All these limits could be improved in a further version of the model. However, before modifying the model with new processes or before refining the estimation of the measured parameters, the first step will be to analyse the sensitivity of the model to identify parameters that should be precisely defined as well as their variations with organ position in the plant, and those that can be estimated by using an average value.
Values of source–sink parameters obtained after model adjustments and source–sink dynamics calculated are consistent with what we know about WOSR ecophysiology. The increase in internode sink during bolting and ramification leads to a dramatic decrease in the source–sink ratio; falling off of leaves of the main stem is compensated for by pod envelope photosynthesis until a certain point, and seed filling takes place at very low Q/D. However, photosynthetic surfaces correspond to a GPS calculated by the model of approx. 3·3. This variable, equivalent to an LAI at the plant scale, can be used to estimate the efficiency of light interception during seed filling. Measurements carried out at the crop scale show that 80 % of the light is intercepted with an LAI of 2, and 90 % with an LAI of 3 (J.-M. Allirand, pers. observ.). This indicates that under the conditions of our experiment, GPS would be sufficient to intercept 80–90 % of the incident light during seed filling. However, this needs to be confirmed by further results because GPS calculated is highly dependent on variations in leaf specific area that we specified in the model, and we know that this parameter is in fact very variable (Jullien et al., 2009a).

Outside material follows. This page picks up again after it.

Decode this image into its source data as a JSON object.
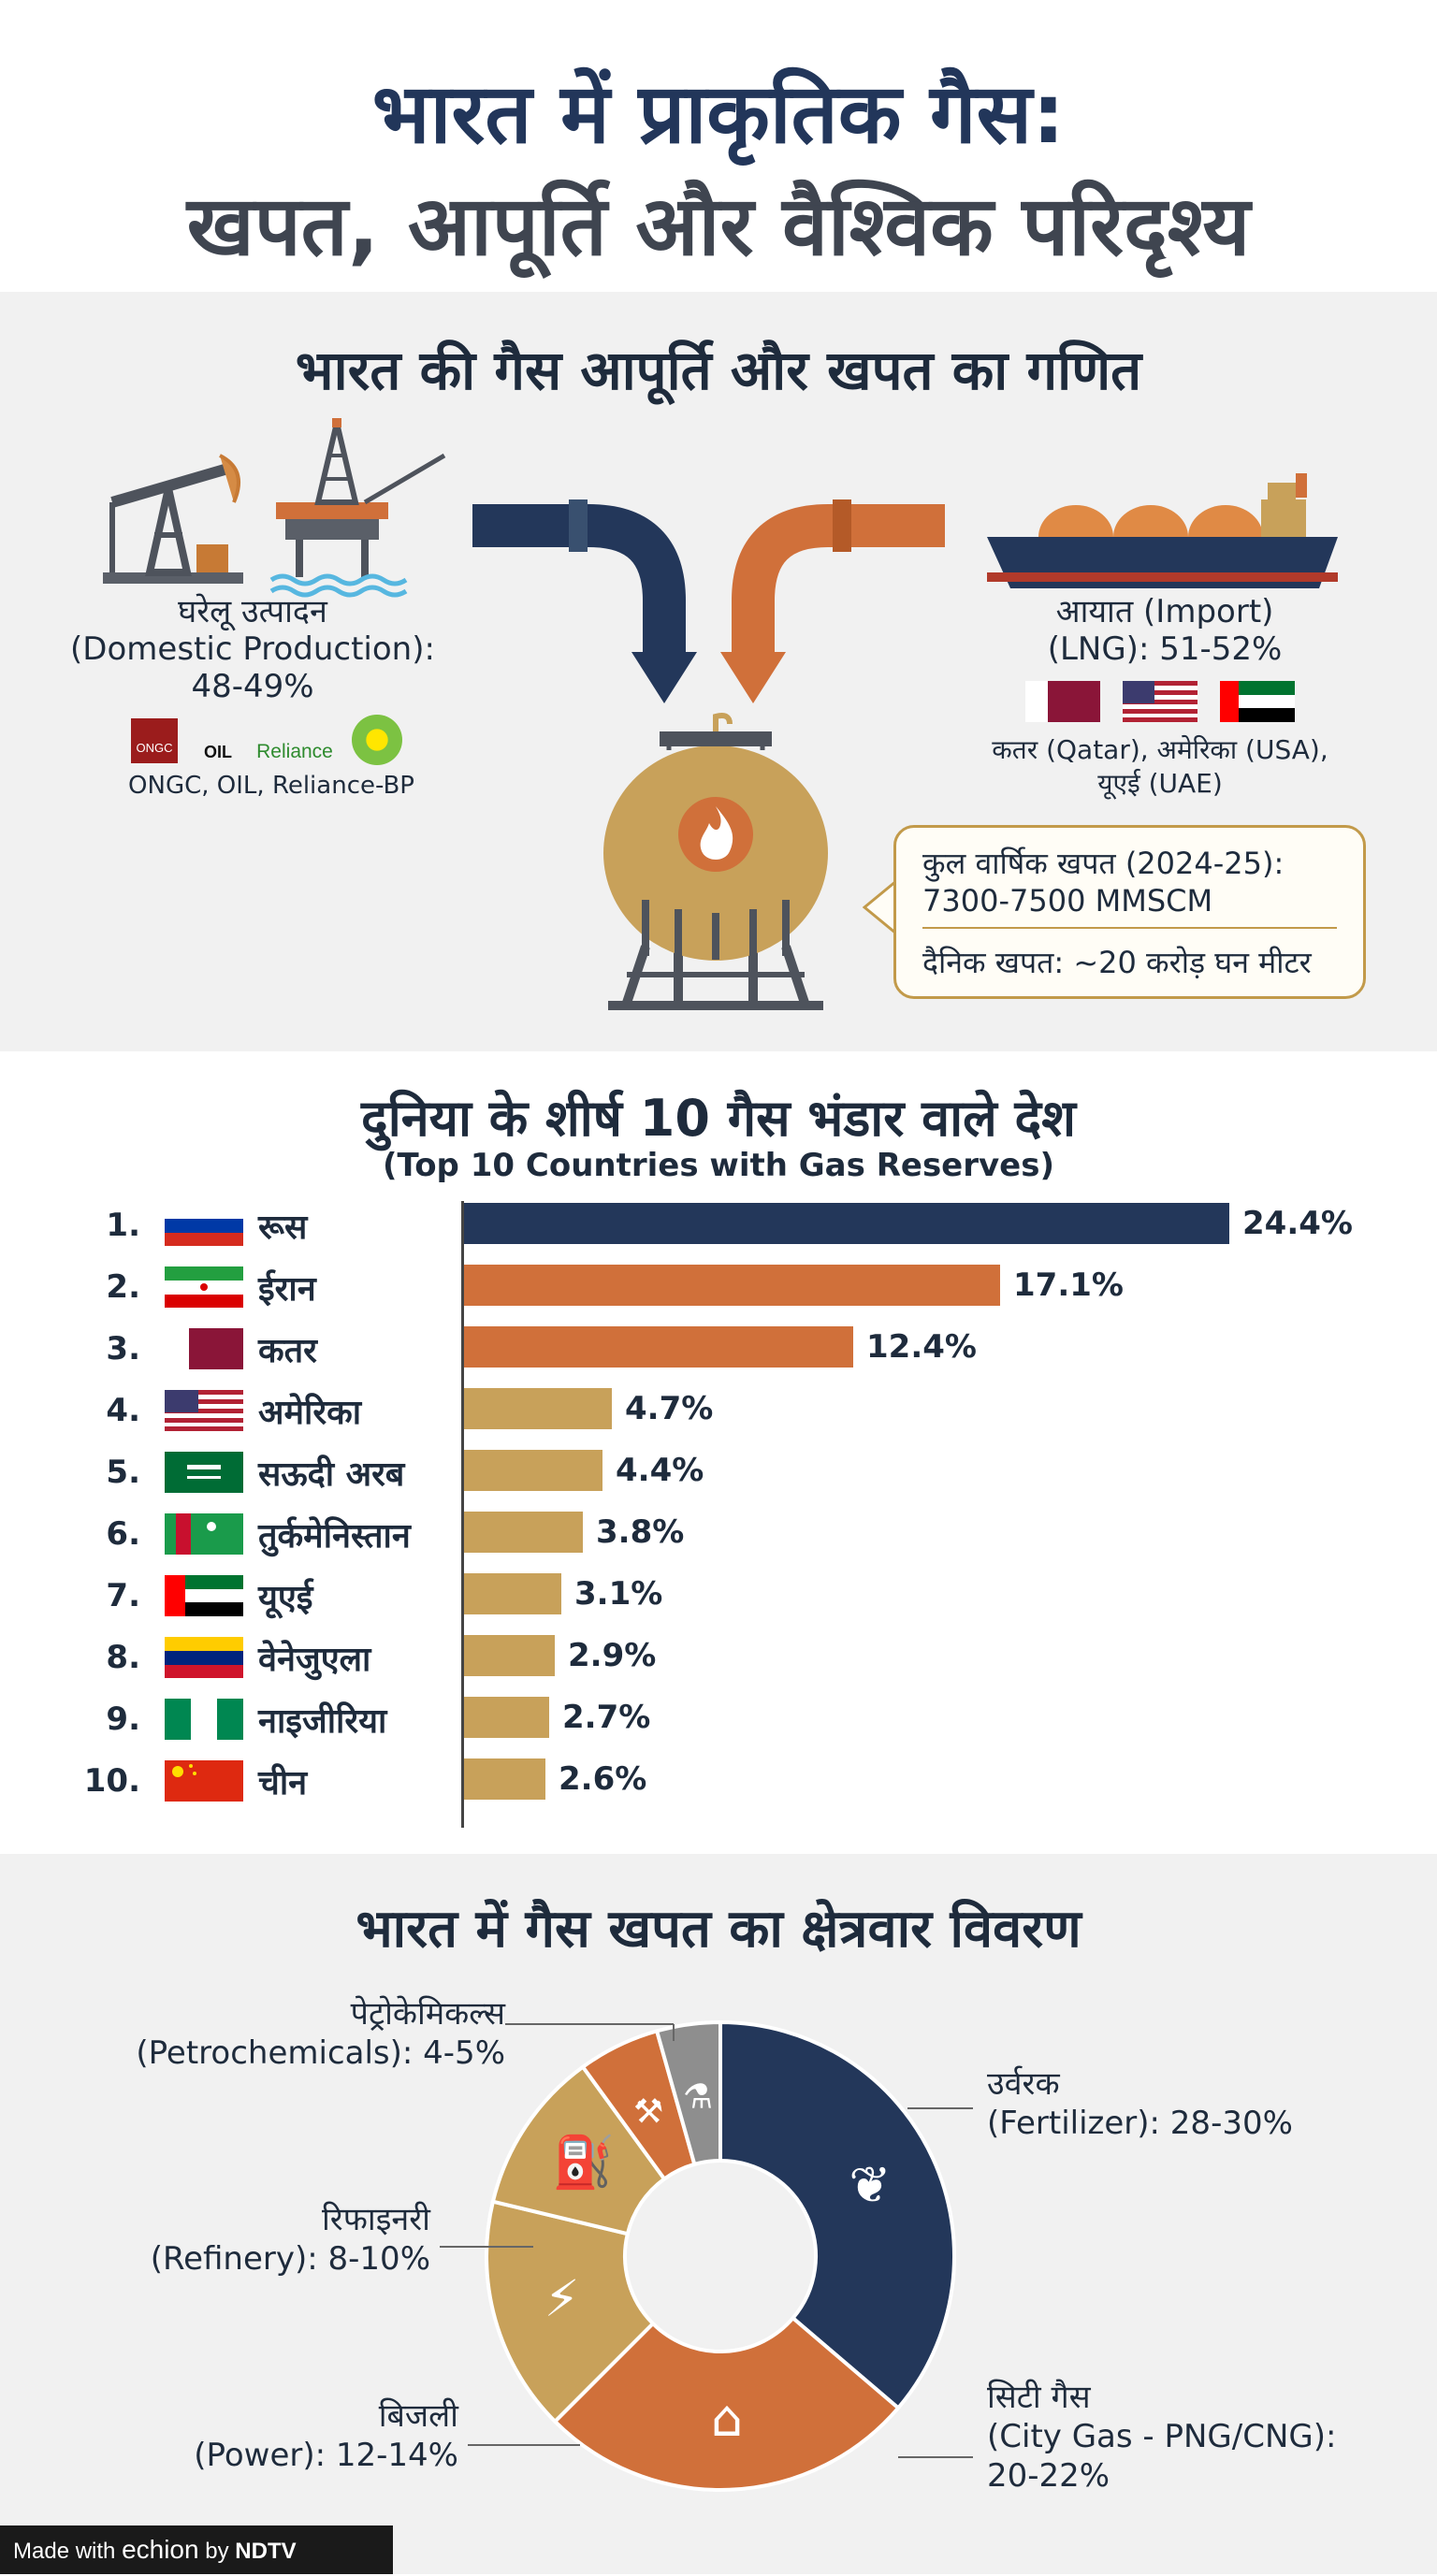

This work is a first step towards building and calibrating a structure–function model of WOSR that accounts for variations in dry weight at the organ scale. Improvements are needed concerning the secondary growth of stems, variations of pod development with position in the plant and estimation of growth parameters of the ramifications. Nevertheless, it seems to be a satisfying tool to analyse source/sink relationships within the plant. First results shed light on the important cost of the ramification and its impact on the source–sink ratio; they also confirmed the significant role of pod envelopes in biomass production during seed filling. This should be validated on other data sets recorded under different environments and/or genotypes.

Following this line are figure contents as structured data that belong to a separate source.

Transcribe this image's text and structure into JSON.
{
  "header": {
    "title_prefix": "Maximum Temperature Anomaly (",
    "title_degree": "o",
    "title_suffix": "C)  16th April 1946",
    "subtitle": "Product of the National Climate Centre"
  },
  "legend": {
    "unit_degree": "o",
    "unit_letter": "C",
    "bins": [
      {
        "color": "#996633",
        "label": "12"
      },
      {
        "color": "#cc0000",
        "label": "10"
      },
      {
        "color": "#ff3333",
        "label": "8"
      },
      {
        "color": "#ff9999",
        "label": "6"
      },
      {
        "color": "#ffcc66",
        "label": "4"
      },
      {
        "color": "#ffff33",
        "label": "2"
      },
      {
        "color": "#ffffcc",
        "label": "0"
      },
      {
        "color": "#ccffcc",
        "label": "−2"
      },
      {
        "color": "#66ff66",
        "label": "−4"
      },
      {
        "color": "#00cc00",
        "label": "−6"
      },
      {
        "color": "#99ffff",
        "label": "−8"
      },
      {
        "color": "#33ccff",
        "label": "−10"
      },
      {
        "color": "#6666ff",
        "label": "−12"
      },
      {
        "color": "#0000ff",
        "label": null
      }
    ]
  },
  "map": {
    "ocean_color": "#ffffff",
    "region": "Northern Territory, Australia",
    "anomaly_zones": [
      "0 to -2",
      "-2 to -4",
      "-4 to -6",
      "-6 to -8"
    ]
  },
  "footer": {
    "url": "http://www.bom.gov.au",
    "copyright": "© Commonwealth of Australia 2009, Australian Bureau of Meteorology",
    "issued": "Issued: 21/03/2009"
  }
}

Once validated for other situations, the model could be used to reproduce plant plasticity. Indeed, this model will allow us to simulate ramification or organ pruning due to damage from parasites and that induces modifications in plant architecture and biomass allocation. This is a recent challenge that functional structural plant models deal with (Robert et al., 2008) and we intend to apply it to the interactions between insects and plants based on experimental data (Pinet et al., 2009).
This work was supported by the PROMOSOL association. We thank Julie Rodrigues and Alain Fortineau for technical support in plant architecture measurements.